I bought No Man’s Sky when it was initially released and I thoroughly enjoyed it. It was, for me, exactly what it was advertised to be: a relaxing, chill space exploration game across an impossibly vast galaxy. I collected materials, salvaged ships, hunted for alien relics, and hopped from planet-to-planet cataloging (and sometimes naming) all the flora and fauna I encountered. I made up little stories for my “character” as they focused on translating alien languages, and generally had a great time.
No Man’s Sky had a lot of harsh critics, which I feel gave it an unfair reputation. Gaming sites and top 10 lists often listed it as “the most disappointing game of the year” or cited it as an example of “broken promises in gaming.” I didn’t see any of that, having thoroughly enjoyed my time playing the game and chilling out among newly discovered planets. But still the criticisms continued, and for a time I was scared the game would shut down under the verdict of the Court of Online Opinion.
But the developers stuck with their game. They slowly added new features and fixed reported issues. They changed and/or tweaked some aspects of the gameplay. They clarified and streamlined some aspects of the story. Over time, the critics moved on to hating the next thing that was popular to hate, and No Man’s Sky continued its gradual change and improvement. I logged in every so often to check in on the game, and was always impressed by how much work they were continuing to put into it.
All this seemed to be leading to their big announcement, which has me giddy with anticipation. No Man’s Sky: Next looks absolutely amazing. And it’s coming to XBox One, which is the platform I’ve always wanted to play it on!

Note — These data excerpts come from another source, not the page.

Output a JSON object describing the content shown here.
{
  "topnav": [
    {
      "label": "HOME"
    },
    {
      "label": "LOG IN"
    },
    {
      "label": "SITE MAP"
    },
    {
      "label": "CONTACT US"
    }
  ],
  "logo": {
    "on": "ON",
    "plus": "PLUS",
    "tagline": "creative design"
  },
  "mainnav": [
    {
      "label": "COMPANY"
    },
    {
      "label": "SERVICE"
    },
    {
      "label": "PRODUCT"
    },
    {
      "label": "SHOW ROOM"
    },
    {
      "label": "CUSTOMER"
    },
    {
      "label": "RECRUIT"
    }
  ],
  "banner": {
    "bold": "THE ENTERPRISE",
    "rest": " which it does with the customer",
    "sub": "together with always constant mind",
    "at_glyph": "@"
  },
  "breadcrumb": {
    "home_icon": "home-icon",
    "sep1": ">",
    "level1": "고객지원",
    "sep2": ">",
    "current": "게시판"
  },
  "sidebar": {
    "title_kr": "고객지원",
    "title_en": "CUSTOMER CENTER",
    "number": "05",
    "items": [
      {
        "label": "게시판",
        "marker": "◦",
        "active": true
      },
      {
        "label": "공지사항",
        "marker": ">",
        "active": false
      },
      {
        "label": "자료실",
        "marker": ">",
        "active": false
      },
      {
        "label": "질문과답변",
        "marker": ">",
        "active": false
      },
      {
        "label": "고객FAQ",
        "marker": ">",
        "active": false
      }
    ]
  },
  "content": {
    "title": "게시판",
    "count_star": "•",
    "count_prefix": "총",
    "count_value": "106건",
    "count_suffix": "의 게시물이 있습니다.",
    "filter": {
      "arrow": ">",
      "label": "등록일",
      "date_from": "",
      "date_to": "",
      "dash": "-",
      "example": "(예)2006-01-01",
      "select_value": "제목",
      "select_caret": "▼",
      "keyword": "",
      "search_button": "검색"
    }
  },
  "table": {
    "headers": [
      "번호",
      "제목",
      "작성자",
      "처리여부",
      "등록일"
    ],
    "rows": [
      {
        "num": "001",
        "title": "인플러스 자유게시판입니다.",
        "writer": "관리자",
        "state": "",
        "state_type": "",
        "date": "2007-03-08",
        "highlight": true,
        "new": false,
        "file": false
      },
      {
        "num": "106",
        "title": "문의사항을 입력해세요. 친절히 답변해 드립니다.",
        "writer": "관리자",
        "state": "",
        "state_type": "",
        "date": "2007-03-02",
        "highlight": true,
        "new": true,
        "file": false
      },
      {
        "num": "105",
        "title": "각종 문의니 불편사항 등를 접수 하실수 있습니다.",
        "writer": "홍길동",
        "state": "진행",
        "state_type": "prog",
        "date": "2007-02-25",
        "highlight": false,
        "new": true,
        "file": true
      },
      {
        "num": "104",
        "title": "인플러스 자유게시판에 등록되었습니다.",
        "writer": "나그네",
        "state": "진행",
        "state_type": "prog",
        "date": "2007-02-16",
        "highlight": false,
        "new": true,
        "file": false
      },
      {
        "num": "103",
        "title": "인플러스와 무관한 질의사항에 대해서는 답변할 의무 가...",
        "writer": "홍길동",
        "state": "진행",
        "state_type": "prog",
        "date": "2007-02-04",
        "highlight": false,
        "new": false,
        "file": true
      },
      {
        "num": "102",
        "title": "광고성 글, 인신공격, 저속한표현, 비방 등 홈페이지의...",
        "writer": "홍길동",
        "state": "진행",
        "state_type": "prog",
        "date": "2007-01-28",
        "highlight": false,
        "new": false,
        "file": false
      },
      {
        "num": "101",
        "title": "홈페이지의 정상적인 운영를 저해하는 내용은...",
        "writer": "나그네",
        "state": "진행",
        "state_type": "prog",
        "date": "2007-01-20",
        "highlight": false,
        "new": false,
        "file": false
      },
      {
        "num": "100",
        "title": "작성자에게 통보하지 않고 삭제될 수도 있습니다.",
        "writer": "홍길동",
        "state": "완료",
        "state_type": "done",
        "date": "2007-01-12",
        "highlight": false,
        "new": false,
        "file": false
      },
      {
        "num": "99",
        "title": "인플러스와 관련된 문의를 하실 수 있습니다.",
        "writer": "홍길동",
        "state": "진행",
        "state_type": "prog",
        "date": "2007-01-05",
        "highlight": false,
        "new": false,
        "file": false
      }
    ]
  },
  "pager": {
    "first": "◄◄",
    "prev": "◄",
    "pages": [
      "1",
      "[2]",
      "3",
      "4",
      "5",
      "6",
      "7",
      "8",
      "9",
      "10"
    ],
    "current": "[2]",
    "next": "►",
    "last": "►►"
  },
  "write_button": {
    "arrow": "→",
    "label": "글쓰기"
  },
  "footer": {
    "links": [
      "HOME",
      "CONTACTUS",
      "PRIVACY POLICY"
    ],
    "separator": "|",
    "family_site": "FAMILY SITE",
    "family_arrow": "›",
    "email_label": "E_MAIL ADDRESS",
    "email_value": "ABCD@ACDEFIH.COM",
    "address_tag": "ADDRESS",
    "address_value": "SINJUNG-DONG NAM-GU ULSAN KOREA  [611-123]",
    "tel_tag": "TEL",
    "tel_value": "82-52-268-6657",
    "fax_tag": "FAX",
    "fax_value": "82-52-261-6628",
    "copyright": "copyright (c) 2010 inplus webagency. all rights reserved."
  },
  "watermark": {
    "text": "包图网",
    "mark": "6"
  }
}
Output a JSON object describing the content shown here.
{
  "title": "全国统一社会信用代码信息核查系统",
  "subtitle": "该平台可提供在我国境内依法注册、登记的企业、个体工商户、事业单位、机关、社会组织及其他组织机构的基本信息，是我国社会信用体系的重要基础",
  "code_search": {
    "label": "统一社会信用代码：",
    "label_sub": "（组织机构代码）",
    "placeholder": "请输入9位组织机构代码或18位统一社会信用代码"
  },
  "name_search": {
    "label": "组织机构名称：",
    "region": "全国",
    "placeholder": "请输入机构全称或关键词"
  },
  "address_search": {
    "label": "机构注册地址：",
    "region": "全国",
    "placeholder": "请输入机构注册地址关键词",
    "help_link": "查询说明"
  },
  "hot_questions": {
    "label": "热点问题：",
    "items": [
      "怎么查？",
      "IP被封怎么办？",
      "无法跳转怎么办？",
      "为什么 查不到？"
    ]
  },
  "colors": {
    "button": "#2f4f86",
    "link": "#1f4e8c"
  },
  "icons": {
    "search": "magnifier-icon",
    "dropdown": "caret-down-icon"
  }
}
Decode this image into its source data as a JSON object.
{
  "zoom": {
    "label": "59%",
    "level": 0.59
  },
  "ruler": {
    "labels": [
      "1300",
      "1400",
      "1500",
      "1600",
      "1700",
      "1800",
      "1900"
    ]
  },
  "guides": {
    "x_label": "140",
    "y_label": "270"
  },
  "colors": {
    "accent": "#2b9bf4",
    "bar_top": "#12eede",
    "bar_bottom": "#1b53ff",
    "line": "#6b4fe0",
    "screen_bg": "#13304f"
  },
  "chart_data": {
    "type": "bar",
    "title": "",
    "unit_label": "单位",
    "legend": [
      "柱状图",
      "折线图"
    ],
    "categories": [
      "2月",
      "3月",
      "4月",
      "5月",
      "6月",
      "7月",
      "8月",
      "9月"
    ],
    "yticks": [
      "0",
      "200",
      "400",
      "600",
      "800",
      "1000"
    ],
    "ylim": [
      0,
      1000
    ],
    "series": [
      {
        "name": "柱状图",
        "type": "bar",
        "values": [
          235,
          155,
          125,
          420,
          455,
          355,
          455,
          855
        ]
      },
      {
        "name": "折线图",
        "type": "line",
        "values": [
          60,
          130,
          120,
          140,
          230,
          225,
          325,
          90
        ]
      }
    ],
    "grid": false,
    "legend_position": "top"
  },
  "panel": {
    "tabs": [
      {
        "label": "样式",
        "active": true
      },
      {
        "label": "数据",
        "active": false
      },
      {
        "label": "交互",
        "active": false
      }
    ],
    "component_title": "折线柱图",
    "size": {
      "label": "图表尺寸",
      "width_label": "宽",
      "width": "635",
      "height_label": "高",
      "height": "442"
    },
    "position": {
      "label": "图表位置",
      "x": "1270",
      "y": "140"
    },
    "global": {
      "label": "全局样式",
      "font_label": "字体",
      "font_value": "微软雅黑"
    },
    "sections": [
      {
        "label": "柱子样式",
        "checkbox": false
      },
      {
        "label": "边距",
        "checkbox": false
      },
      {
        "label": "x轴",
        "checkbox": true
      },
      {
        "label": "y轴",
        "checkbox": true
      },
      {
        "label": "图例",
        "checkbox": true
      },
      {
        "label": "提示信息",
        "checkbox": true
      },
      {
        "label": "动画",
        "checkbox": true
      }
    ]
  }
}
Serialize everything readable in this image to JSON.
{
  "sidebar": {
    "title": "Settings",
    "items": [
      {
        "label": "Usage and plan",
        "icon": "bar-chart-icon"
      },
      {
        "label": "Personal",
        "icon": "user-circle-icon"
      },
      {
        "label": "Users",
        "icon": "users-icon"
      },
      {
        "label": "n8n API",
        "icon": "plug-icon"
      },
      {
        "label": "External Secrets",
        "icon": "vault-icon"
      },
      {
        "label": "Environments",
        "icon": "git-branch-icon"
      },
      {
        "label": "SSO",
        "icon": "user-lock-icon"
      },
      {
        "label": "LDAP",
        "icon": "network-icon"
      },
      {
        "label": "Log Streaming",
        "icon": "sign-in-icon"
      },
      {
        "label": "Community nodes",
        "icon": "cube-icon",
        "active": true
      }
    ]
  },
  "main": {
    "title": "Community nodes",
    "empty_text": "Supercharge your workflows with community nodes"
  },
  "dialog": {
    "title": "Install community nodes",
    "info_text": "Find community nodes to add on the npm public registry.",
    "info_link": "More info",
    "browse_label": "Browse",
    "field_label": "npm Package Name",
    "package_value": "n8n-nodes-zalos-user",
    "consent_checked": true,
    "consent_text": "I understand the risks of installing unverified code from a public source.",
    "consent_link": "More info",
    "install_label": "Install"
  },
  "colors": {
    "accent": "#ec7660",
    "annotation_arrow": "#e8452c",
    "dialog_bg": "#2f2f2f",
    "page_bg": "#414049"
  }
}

What has me the most excited about all this is the lesson to be learned from the development and evolution of No Man’s Sky. The criticism it received was harsh, and unfairly so in my opinion. But instead of buckling under the weight of negative opinions, instead of giving up in the face of proclaimed “failure,” the developers stuck by their vision and worked on it. They put the time in and fought an uphill battle to improve their game and redeem it in the eyes of those who found it unfavorable, all without losing sight of their original vision. That not only takes dedication and love, it takes guts. That kind of courage can take you a long way.
Dedication and courage are virtues that are worth cultivating, in creative fields or anywhere else.